I don't know if it's gospel, and some folks use a lot of the stuff and love it, but I stopped using linseed oil a long time ago. My reasons were unpredictable drying times (some of them very long before you could do any other work or use the item), the eventual black yuck that often happened to oiled items, and finally a research paper I once read from the Forest Products Lab that claimed that linseed oil made really good food for the little micro-critters (spores or whatever they are) that cause wood to rot. If I want an oiled finish I use either Decks Olje #1 or Watco Oil, which dry predictably and don't turn black. There are certainly a lot of finishing products out there that contain a certain amount of linseed oil and work just fine, but in my opinion just slathering a piece of wood with either raw or boiled (it's not really boiled, but has drying agents added) linseed oil may not be making anything better.
Oiling before varnishing has rather questionable merits. If it's being done to try to bring life back into an old, dried-out piece of wood, it's pretty much fantasy.
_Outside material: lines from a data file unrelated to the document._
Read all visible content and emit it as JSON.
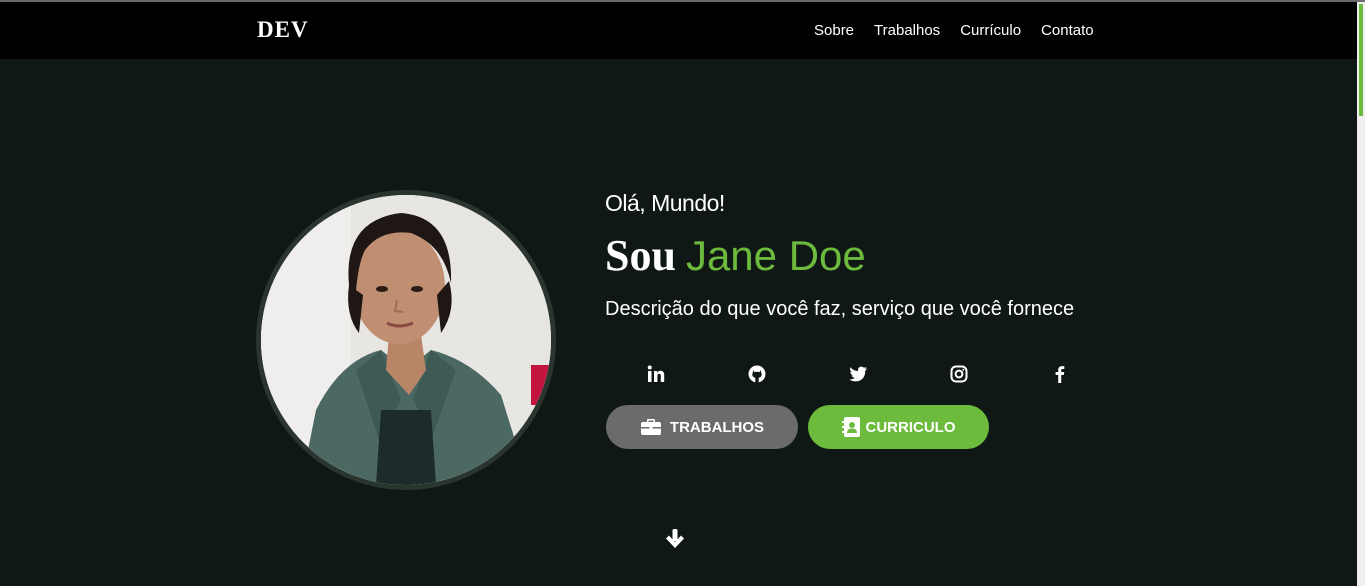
{
  "nav": {
    "brand": "DEV",
    "links": [
      "Sobre",
      "Trabalhos",
      "Currículo",
      "Contato"
    ]
  },
  "hero": {
    "greeting": "Olá, Mundo!",
    "sou": "Sou",
    "name": "Jane Doe",
    "description": "Descrição do que você faz, serviço que você fornece",
    "socials": [
      "linkedin-icon",
      "github-icon",
      "twitter-icon",
      "instagram-icon",
      "facebook-icon"
    ],
    "buttons": {
      "trabalhos": "TRABALHOS",
      "curriculo": "CURRICULO"
    }
  },
  "colors": {
    "background": "#0f1815",
    "navbar": "#000000",
    "accent": "#6dbb3c",
    "secondary_button": "#6b6b6b"
  }
}
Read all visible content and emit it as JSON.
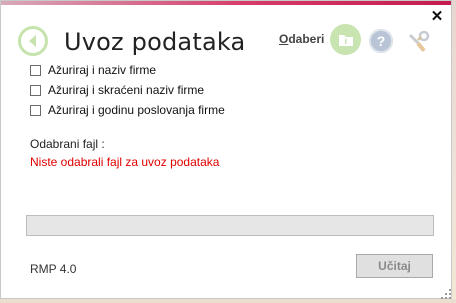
{
  "window": {
    "close_glyph": "✕"
  },
  "header": {
    "title": "Uvoz podataka",
    "choose_label_underlined": "O",
    "choose_label_rest": "daberi",
    "icons": {
      "back": "back-arrow-icon",
      "folder": "folder-icon",
      "help": "help-icon",
      "tools": "tools-icon"
    }
  },
  "options": [
    {
      "label": "Ažuriraj i naziv firme",
      "checked": false
    },
    {
      "label": "Ažuriraj i skraćeni naziv firme",
      "checked": false
    },
    {
      "label": "Ažuriraj i godinu poslovanja firme",
      "checked": false
    }
  ],
  "selected_file": {
    "label": "Odabrani fajl :",
    "value": "Niste odabrali fajl za uvoz podataka"
  },
  "progress": {
    "value": 0
  },
  "footer": {
    "version": "RMP 4.0",
    "load_label": "Učitaj",
    "load_enabled": false
  },
  "colors": {
    "accent_green": "#c6e3ad",
    "error_red": "#e00000",
    "title_strip": "#c41b4e"
  }
}
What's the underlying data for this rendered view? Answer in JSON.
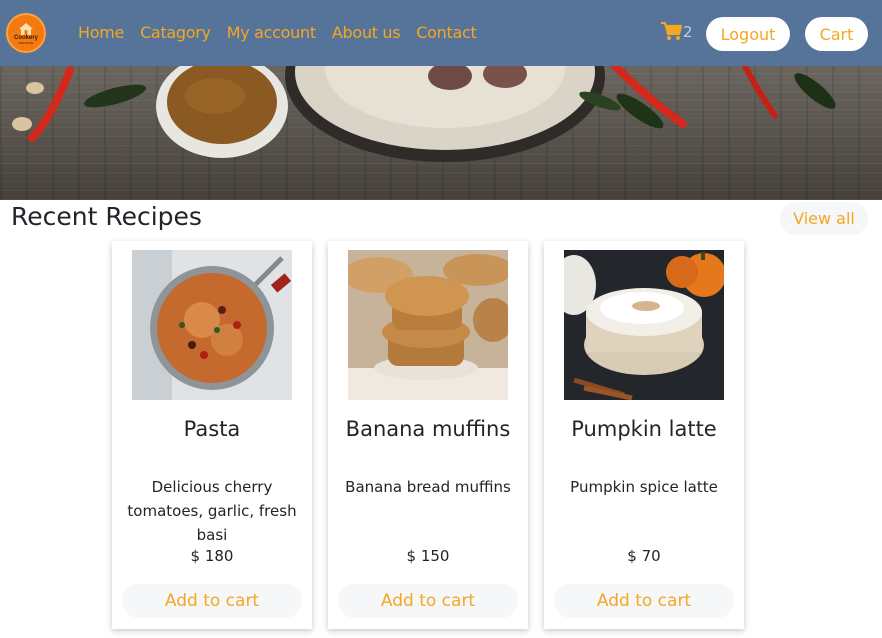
{
  "navbar": {
    "logo_text": "Cookery",
    "logo_subtext": "PARADISE",
    "links": [
      {
        "label": "Home"
      },
      {
        "label": "Catagory"
      },
      {
        "label": "My account"
      },
      {
        "label": "About us"
      },
      {
        "label": "Contact"
      }
    ],
    "cart_count": "2",
    "logout_label": "Logout",
    "cart_label": "Cart"
  },
  "section": {
    "title": "Recent Recipes",
    "view_all_label": "View all"
  },
  "recipes": [
    {
      "title": "Pasta",
      "description": "Delicious cherry tomatoes, garlic, fresh basi",
      "price": "$ 180",
      "button_label": "Add to cart"
    },
    {
      "title": "Banana muffins",
      "description": "Banana bread muffins",
      "price": "$ 150",
      "button_label": "Add to cart"
    },
    {
      "title": "Pumpkin latte",
      "description": "Pumpkin spice latte",
      "price": "$ 70",
      "button_label": "Add to cart"
    }
  ],
  "colors": {
    "navbar_bg": "#567499",
    "accent": "#f5a623",
    "text": "#212529"
  }
}
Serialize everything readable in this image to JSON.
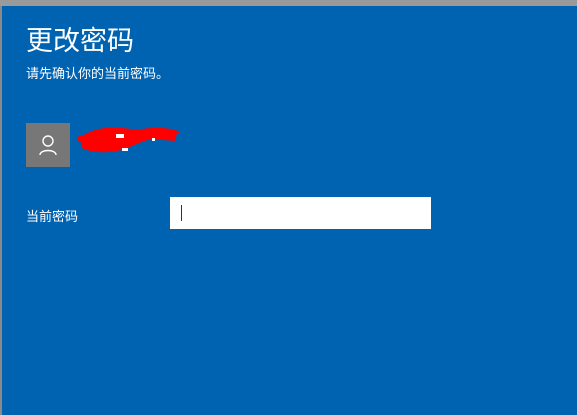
{
  "dialog": {
    "title": "更改密码",
    "subtitle": "请先确认你的当前密码。"
  },
  "account": {
    "username": "",
    "avatar_icon": "user-icon"
  },
  "password_field": {
    "label": "当前密码",
    "value": "",
    "placeholder": ""
  },
  "colors": {
    "background": "#0063b1",
    "avatar_bg": "#777777",
    "redaction": "#ff0000"
  }
}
The color may certainly look a bit better, but most folks have a very unrealistic idea of how far oil (or varnish, or epoxy, or even water) actually soaks in when applied to the surface of a piece of wood. The vast majority of a freshly oiled piece of wood is unchanged, and any benefits will likely be just at the surface. You can oil, varnish, seal or coat a hunk of cedar with as many coats as you want of anything you want, but in five seconds with a sander I can be down to raw, untreated wood.
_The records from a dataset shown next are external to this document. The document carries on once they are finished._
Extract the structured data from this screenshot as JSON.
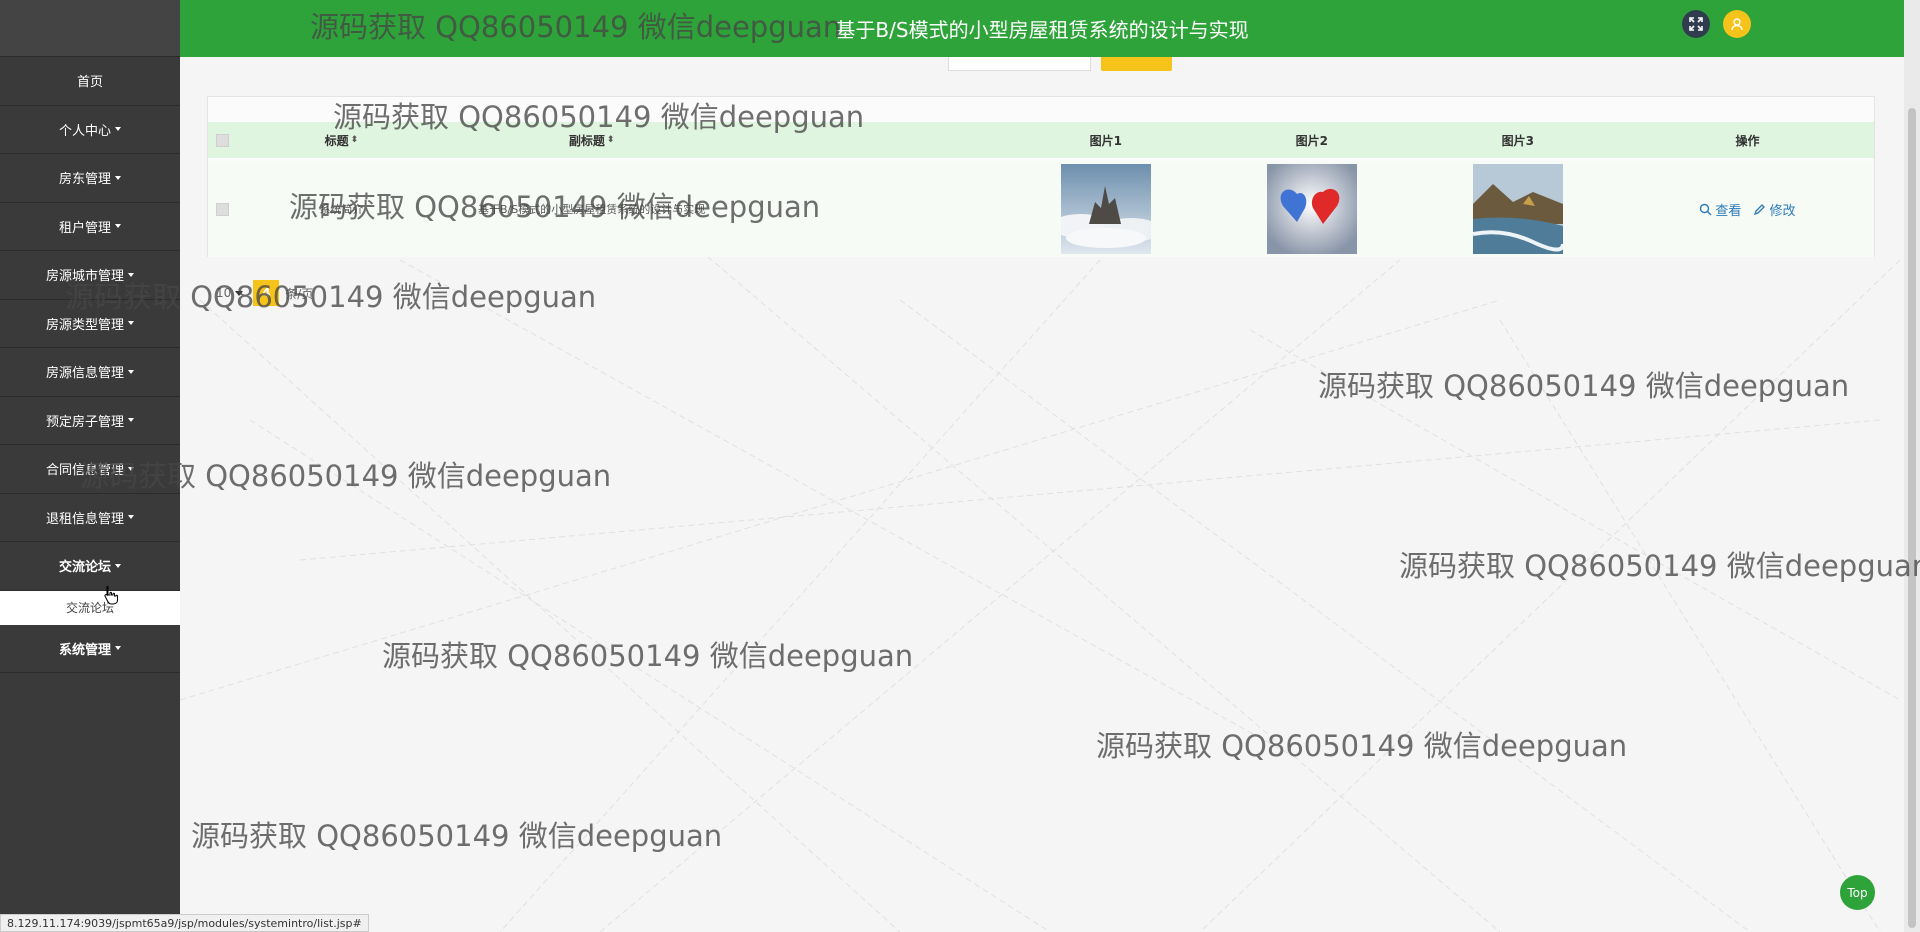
{
  "header": {
    "title": "基于B/S模式的小型房屋租赁系统的设计与实现",
    "fullscreen_icon": "fullscreen-icon",
    "user_icon": "user-icon"
  },
  "sidebar": {
    "items": [
      {
        "label": "首页",
        "caret": false
      },
      {
        "label": "个人中心",
        "caret": true
      },
      {
        "label": "房东管理",
        "caret": true
      },
      {
        "label": "租户管理",
        "caret": true
      },
      {
        "label": "房源城市管理",
        "caret": true
      },
      {
        "label": "房源类型管理",
        "caret": true
      },
      {
        "label": "房源信息管理",
        "caret": true
      },
      {
        "label": "预定房子管理",
        "caret": true
      },
      {
        "label": "合同信息管理",
        "caret": true
      },
      {
        "label": "退租信息管理",
        "caret": true
      },
      {
        "label": "交流论坛",
        "caret": true,
        "open": true
      },
      {
        "label": "系统管理",
        "caret": true
      }
    ],
    "submenu": {
      "label": "交流论坛"
    }
  },
  "table": {
    "columns": [
      "标题",
      "副标题",
      "图片1",
      "图片2",
      "图片3",
      "操作"
    ],
    "rows": [
      {
        "title": "系统简介",
        "subtitle": "基于B/S模式的小型房屋租赁系统的设计与实现",
        "images": [
          "castle-in-clouds-image",
          "two-hearts-image",
          "coastline-image"
        ],
        "actions": [
          "查看",
          "修改"
        ]
      }
    ]
  },
  "pager": {
    "current": "4",
    "size_label": "条/页"
  },
  "watermark_text": "源码获取 QQ86050149 微信deepguan",
  "status_url": "8.129.11.174:9039/jspmt65a9/jsp/modules/systemintro/list.jsp#",
  "top_button": "Top",
  "colors": {
    "header": "#2ea33a",
    "sidebar": "#3a3a3a",
    "accent": "#f5c31a",
    "table_header": "#dff5df",
    "link": "#2c7ab8"
  }
}
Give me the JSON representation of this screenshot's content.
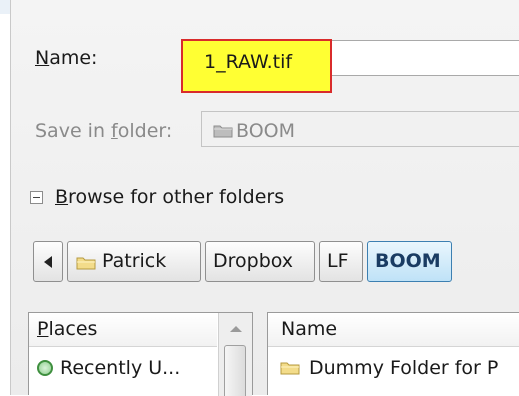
{
  "form": {
    "name_label_u": "N",
    "name_label_rest": "ame:",
    "name_value": "1_RAW.tif",
    "folder_label_a": "Save in ",
    "folder_label_u": "f",
    "folder_label_b": "older:",
    "folder_value": "BOOM",
    "browse_label_u": "B",
    "browse_label_rest": "rowse for other folders"
  },
  "breadcrumb": [
    "Patrick",
    "Dropbox",
    "LF",
    "BOOM"
  ],
  "places": {
    "header_u": "P",
    "header_rest": "laces",
    "items": [
      "Recently U..."
    ]
  },
  "files": {
    "column_header": "Name",
    "rows": [
      "Dummy Folder for P"
    ]
  },
  "colors": {
    "highlight": "#ffff33",
    "highlight_border": "#d92b2b",
    "active_crumb": "#bfe2f7"
  },
  "icons": {
    "folder": "folder-icon",
    "recent": "recent-icon",
    "back": "back-arrow-icon"
  }
}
If oiling is being done to seal better or make the varnish stick better, it really doesn't need it and it may not be helping. Areas that your varnish was intended to stick to may already be filled with oil - and if it's linseed, that oil may be soft and sticky for a month or more. I'd rather start with clean, dry wood and thin the first coat of varnish. Old Town used to say they thinned the first coat 50/50 and then went to straight varnish for the remaining coats. I can't really see a reason to reinvent the wheel and do something different.
I usually attempt to get the job done with just as few products and chemicals as possible. This probably comes from all my work with epoxy, where chemical contamination can make for a really nasty, expensive mess that's seriously hard to clean up. For just varnish, if I can get a nice finish with nothing more than the varnish and a little bit of thinner, that's what I'll do.